The recess between the sacrum and the inferior aspect of the spine is best filled with a superior gluteal artery–based flap, as the erector spinae muscles are thin and laterally displaced in this area, precluding their use.
Omental flaps are possible but require position changes in the operating room and bowel dissection. Random-pattern skin flaps of the lumbar tissue or perforator-based flaps are also possible, but are difficult to inset and control in an area that is subjected to high shear forces with position changes. Finally, while latissimus flaps can be mobilized to reach this area, there are many wounds that are simply too big to have the latissimus muscle both reach and fill the entire cavity.

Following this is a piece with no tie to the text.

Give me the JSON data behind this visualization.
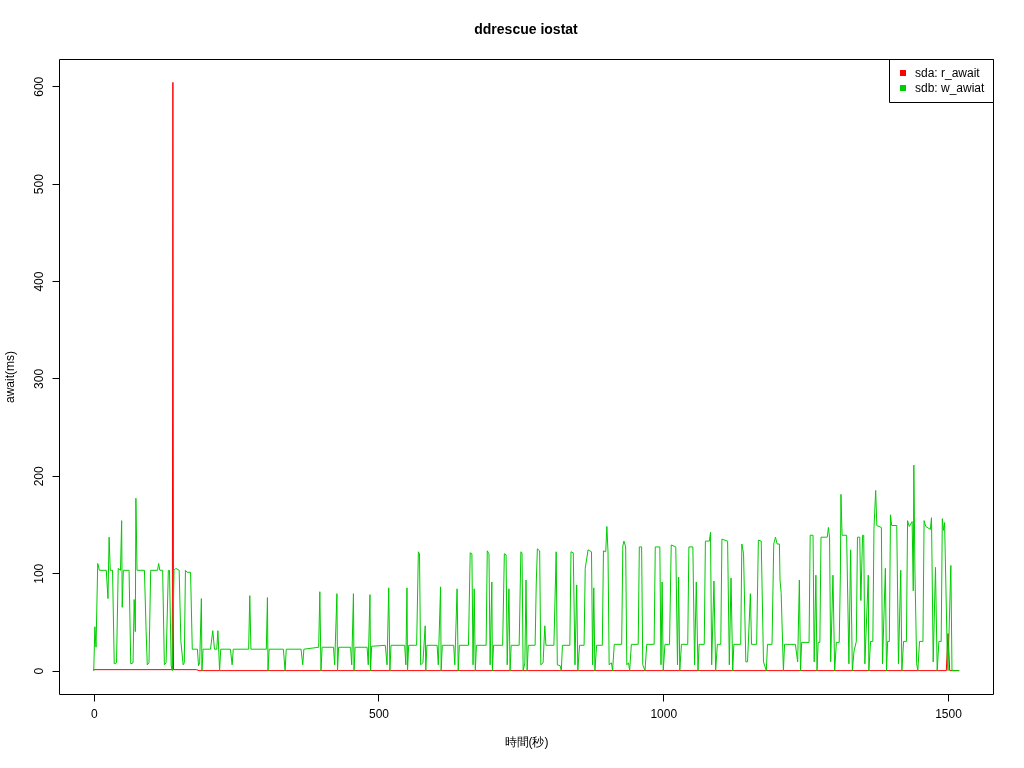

Patients undergoing a full sacrectomy for tumor can undergo bilateral gluteus myocutaneous flaps if the superior and/or inferior gluteal arteries are preserved during the sacrectomy. Closure of the gluteus muscles in the midline, like a pressure sore, can be done with V-Y advancement of the skin paddles if necessary.
For low rectal tumors with invasion into the sacrum, a transabdominal flap using a flap based on the inferior epigastric artery is also feasible.
The oblique rectus abdominis musculocutaneous flap, using a skin paddle based in an oblique direction off the periumbilical perforators and using only the lower aspect of the rectus muscle, can easily bring non-radiated skin to the lumbosacral area.
The vertical rectus abdominis musculocutaneous flap is another common design to achieve wound closure, but requires the harvest of more muscle.
These abdominal flaps need to be parked adjacent to the sacrum and the abdomen closed. After sacrectomy, the flap can be retrieved from the posterior approach into the abdomen.
For the majority of patients with lumbosacral defects, the tissue near the trochanter can be elevated with the blood vessels in continuity with the superior gluteal artery for soft tissue coverage ( Fig. 15.1 ) .
This can be done as a pure perforator flap, or else with a strip of gluteus muscle under the skin paddle (which is de-epithelialized).
As the flap is typically flipped 180°, the skin paddle will rest over the dura. To re-emphasize, this is a different design than for superior gluteal artery perforator flaps done for sacral pressure sores.